Closed mweinelt closed 6 years ago
I've read on the ath10k mailing list that VHT is currently broken in IBSS mode for ath10k...
I guess supporting 80/160MHz channels doesn't make much sense when the regulatory rules don't even allow 40MHz when there are multiple nodes in proximity of each other...
On 5 GHz that might be entirely possible.
@NeoRaider never read of regulatory rules which disallowes HT40 if they are from the same network. Stations of concurrent networks are my readings of the regulations rules.
I think this bug is obsolete, since you dropped any support for something else than ht20 anyway.
3ddcf50b800cfdfca92400a5922ff1575ff3a8a9
You can use "Wifi Analyzer" for Android to observe the AP's behaviour very easily now. It seems that with IBSS the AP just switches between HT40 and HT20 very fast. So the fallback works in some way, but actually the AP should just stop using HT40 for a minute or so says the IEEE if there is another station on the neighbouring channels. I found the article I once read about that: http://www.smallnetbuilder.com/wireless/wireless-features/31743-bye-bye-40-mhz-mode-in-24-ghz-part-1
It's only Wi-Fi certification junk. Can't we just ignore the IEEE as long as it is no FCC regulation and reenable support for HT40 :laughing: ?
We're using VHT80 HT40 HT20 and that works fine. As long as a neighbor-station uses the second channel heavily OpenWRT does not use HT40 at all. You observe this behavior in the station dump where HT40 is often deactivated on noisy environments.
@RubenKelevra Of course it works fine, but it's not the gentleman behaviour we would expect from e.g. WiFi certified routers. Read the second part and test it yourself: http://www.smallnetbuilder.com/wireless/wireless-features/31744-bye-bye-40-mhz-mode-in-24-ghz-part-2
I live in a very 2.4 GHz-noisy area and when I watch my Freifunknode I can clearly see that the AP BSS behaves correctly and the IBSS doesn't sometimes. I don't know why. It's like IBSS "forgets" that the extension channels aren't free every few seconds.
@CodeFetch how do you determine the wrong behavior?

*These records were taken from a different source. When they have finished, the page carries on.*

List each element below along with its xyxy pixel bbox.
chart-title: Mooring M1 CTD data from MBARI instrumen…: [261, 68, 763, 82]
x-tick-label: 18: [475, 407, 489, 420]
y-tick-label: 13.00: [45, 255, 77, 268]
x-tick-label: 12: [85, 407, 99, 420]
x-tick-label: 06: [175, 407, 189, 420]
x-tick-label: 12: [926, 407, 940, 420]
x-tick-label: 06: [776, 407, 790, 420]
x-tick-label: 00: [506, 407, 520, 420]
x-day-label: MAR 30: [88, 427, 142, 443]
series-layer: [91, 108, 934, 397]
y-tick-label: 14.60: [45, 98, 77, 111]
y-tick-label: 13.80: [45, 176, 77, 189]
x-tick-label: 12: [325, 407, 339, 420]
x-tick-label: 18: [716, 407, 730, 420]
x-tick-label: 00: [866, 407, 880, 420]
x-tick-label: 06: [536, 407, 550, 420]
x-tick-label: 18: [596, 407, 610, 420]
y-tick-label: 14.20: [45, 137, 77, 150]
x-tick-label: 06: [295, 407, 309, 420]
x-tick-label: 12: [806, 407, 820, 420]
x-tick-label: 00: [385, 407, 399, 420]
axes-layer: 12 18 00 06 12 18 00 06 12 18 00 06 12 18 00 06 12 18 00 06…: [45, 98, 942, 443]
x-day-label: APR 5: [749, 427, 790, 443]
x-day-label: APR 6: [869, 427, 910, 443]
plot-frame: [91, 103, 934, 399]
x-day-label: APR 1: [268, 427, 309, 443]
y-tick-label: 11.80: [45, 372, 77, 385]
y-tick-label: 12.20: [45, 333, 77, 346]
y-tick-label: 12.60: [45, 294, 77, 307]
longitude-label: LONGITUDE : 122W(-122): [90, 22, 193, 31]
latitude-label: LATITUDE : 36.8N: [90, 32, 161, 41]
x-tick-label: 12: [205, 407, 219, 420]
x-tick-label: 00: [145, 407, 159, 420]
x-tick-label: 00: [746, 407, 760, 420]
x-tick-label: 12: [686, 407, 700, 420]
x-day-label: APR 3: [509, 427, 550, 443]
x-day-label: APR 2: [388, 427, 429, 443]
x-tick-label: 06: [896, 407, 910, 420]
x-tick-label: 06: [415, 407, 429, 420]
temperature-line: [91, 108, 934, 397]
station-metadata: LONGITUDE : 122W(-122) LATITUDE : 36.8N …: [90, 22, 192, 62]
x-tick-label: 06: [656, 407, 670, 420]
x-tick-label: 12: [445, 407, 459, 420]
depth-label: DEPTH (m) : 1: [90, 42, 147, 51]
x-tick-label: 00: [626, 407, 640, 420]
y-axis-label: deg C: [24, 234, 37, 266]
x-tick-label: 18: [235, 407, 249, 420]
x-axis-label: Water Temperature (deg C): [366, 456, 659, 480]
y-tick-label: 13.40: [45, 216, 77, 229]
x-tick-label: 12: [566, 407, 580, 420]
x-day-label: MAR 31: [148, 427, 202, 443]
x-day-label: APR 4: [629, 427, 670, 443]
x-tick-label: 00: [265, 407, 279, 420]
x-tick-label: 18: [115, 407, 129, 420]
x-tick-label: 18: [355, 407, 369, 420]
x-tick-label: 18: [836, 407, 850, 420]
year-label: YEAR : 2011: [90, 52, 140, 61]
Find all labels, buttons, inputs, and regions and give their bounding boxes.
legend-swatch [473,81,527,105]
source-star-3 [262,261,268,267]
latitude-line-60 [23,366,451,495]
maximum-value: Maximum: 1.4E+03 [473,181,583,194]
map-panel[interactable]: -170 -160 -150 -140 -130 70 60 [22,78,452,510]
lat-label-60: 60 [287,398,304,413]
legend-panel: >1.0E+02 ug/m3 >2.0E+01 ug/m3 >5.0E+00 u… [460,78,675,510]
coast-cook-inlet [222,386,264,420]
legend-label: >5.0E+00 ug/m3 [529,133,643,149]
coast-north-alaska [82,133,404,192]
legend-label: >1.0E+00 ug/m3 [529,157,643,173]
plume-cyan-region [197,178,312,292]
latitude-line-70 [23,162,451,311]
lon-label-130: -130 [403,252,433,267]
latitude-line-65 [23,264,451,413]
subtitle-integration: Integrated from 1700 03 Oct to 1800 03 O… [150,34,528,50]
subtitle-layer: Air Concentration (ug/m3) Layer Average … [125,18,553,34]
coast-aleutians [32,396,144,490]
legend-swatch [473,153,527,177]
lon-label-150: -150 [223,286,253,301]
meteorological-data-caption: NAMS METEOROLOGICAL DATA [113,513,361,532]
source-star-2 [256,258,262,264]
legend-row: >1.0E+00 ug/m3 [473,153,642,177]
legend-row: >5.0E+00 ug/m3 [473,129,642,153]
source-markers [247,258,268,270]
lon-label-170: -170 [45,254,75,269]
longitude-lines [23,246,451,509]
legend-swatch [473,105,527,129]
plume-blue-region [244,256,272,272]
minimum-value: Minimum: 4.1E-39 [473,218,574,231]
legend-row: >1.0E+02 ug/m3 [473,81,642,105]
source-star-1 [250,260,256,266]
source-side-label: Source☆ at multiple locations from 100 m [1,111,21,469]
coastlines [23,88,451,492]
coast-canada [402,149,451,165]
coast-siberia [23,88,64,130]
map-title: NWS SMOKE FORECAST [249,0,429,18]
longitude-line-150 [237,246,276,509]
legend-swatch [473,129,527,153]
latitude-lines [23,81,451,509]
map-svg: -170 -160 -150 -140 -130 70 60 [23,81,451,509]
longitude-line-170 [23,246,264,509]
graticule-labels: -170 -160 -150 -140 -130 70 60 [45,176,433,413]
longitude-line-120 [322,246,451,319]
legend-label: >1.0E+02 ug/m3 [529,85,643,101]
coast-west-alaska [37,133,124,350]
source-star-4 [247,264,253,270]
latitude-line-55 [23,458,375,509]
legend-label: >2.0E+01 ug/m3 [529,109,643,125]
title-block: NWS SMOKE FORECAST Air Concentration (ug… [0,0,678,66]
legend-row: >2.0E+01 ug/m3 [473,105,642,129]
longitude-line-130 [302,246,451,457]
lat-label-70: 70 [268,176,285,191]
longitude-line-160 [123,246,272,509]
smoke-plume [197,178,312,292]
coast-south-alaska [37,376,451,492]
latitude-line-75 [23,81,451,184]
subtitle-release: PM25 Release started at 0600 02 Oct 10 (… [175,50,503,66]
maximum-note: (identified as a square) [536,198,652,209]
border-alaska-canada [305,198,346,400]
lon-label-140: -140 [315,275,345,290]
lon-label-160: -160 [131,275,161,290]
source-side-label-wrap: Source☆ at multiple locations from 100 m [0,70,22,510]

@RubenKelevra Using "Wifi Analyzer" Android app - You can increase the refresh rate and look at the channel diagram. You will see the IBSS interface jumping from HT20 to HT40 all the time while the AP BSS constantly uses HT20 in a noisy area.
@CodeFetch
So you just looked at the Bescons.
Actually I don't think there's a possibility to change the Ad-Hoc config on the fly in the standard.
My point was: the syncs between peers are gracefully reduced in noisy environments and if the second channel is occupied in the time of datatransmission only the first one is used.
@RubenKelevra
So you just looked at the Bescons.
No. I watched almost the same behaviour with iw dev info where you can see it nearly in "realtime" and even while there is a transmission ongoing, but I mentioned Wifi Analyzer because you can clearly see the difference between IBSS and AP BSS there. You should also note that beacons are always sent at HT20 as far as I know. So what you see in Wifi Analyzer seems to be the actual bandwidth. Feel free to put me right...
My point was: the syncs between peers are gracefully reduced in noisy environments and if the second channel is occupied in the time of datatransmission only the first one is used.
Yes, that's true. That's why I think it's not so bad to reactivate HT40, but you should keep in mind, that the router seems to forget that it should fallback to HT20 after every transmission. Unfortunately I don't really grasp where in the ath9k source the fallback happens, yet. Maybe we just have to define a variable that contains the value of current fallback activation status or something. I don't think it should be so hard to implement this fallback properly.
Defaulting to VHT20
on 802.11ac devices should achieve a small gain on the data rates
72 Mbps
to 87 Mbps
144 Mbps
to 173 Mbps
216 Mbps
to 289 Mbps
Via http://chimera.labs.oreilly.com/books/1234000001739/ch02.html#phy-table-speedcomp
Adding new "patch welcome" label for VHT20 support.
Tested on an Archer C7 v4 (3x3) vs Nexus 5X (2x2).
Setting:
wireless.radio0.htmode='HT20'
yields 144 Mbit/swireless.radio0.htmode='VHT20'
yields 173 Mbit/sThe patch by oleander for some reason did not set the htmode on the radio, I'm still checking if that was my mistake.
Gluon currently only offers support for the 802.11n HT-Modes (20/40 MHz). While newer devices have gotten basic support, there is no possibility to separately specify VHT-Modes yet, which would enable 80/160 MHz channel widths for newer devices, while not breaking HT-Modes on 802.11n devices.